Yo vivía en la planta baja del edificio frente al suyo. Todas las tardes veía, desde mi pequeño departamento, cómo ella saludaba a sus padres amablemente con la mano. Mientras la observaba, intentaba adivinar qué les estaría diciendo. Cuando su madre y su padre salían, ella arrastraba una silla hasta la ventana. A veces ni se molestaba por la silla, solo se sentaba en el piso. Mientras tanto, yo me dedicaba a mirar desde mi ventana; ese era mi único entretenimiento. Y, al parecer, el de ella también.
No me había resultado raro que no hiciera nada salvo sentarse frente a la ventana a mirar hacia afuera. Su comportamiento me parecía normal, hasta que noté que frecuentemente tomaba cierto medicamento que me resultaba curiosamente familiar. Recordé que en el botiquín del baño de mi departamento había un frasco muy parecido al que ella tenía. Fue en ese momento cuando me di cuenta de que, tal vez, algo andaba mal. Empecé a prestarle más atención a sus acciones y pronto descubrí cosas que antes no había notado. Advertí que miraba por encima de su hombro aunque no hubiese nada y se movía inquieta en su silla cada vez más seguido.
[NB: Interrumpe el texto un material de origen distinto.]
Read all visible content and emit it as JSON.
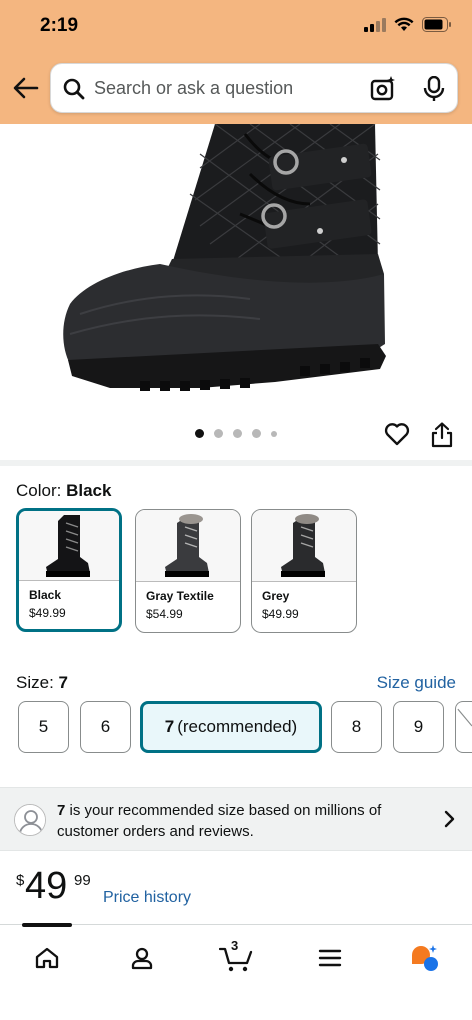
{
  "status_bar": {
    "time": "2:19"
  },
  "search": {
    "placeholder": "Search or ask a question"
  },
  "image_carousel": {
    "total": 5,
    "active_index": 0
  },
  "color": {
    "label": "Color:",
    "selected": "Black",
    "options": [
      {
        "name": "Black",
        "price": "$49.99"
      },
      {
        "name": "Gray Textile",
        "price": "$54.99"
      },
      {
        "name": "Grey",
        "price": "$49.99"
      }
    ]
  },
  "size": {
    "label": "Size:",
    "selected": "7",
    "guide_label": "Size guide",
    "options": [
      "5",
      "6",
      "7",
      "8",
      "9"
    ],
    "recommended_suffix": "(recommended)"
  },
  "recommendation": {
    "size": "7",
    "text": "is your recommended size based on millions of customer orders and reviews."
  },
  "price": {
    "symbol": "$",
    "whole": "49",
    "fraction": "99",
    "history_label": "Price history"
  },
  "nav": {
    "cart_count": "3",
    "items": [
      "home-icon",
      "account-icon",
      "cart-icon",
      "menu-icon",
      "rufus-icon"
    ]
  },
  "colors": {
    "header_bg": "#f4b680",
    "selected_border": "#007185",
    "link": "#2162a1"
  }
}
Decidí investigar su caso, por lo que fui a la biblioteca. Procuré hacerlo mientras mi madre trabajaba, pues no quería que se enterara, se preocuparía demasiado. Me perdí en el camino, pero llegué sano y salvo. Le pedí ayuda a la bibliotecaria ya que no creía poder hacerlo solo. Al principio no me pareció una mujer agradable, pero terminó siendo simpática. Me explicó que los síntomas que notaba en mi vecina de enfrente eran de una enfermedad llamada esquizofrenia. Dijo que debía contarle a alguien, a algún familiar. Negué y me fui enojado. Me pareció absurdo que pudiera llegar a estar enferma si se veía tan normal. Pero después, ya en mi casa, me puse a pensar. ¿Cómo no se me había ocurrido antes? Tal vez para eso eran aquellas medicinas…
A partir de ese día no la vi más. Su canasto de juguetes seguía allí, junto a la ventana, pero ella no. Un día, cuando mi madre llegó de trabajar, me animé a hablarle acerca del asunto. Me fue raro contarle toda la historia, pues solo la sabía aquella bibliotecaria a la que había acudido por ayuda. A medida que avanzaba la historia, mi madre comenzaba a preocuparse. Al finalizar el relato, su expresión cambió. Con aire calmo y comprensivo me explicó que la pareja que vivía en el departamento que yo siempre observaba nunca había tenido hijos. Luego, acariciándome la mano, me preguntó si ya había tomado mi medicina del botiquín del baño.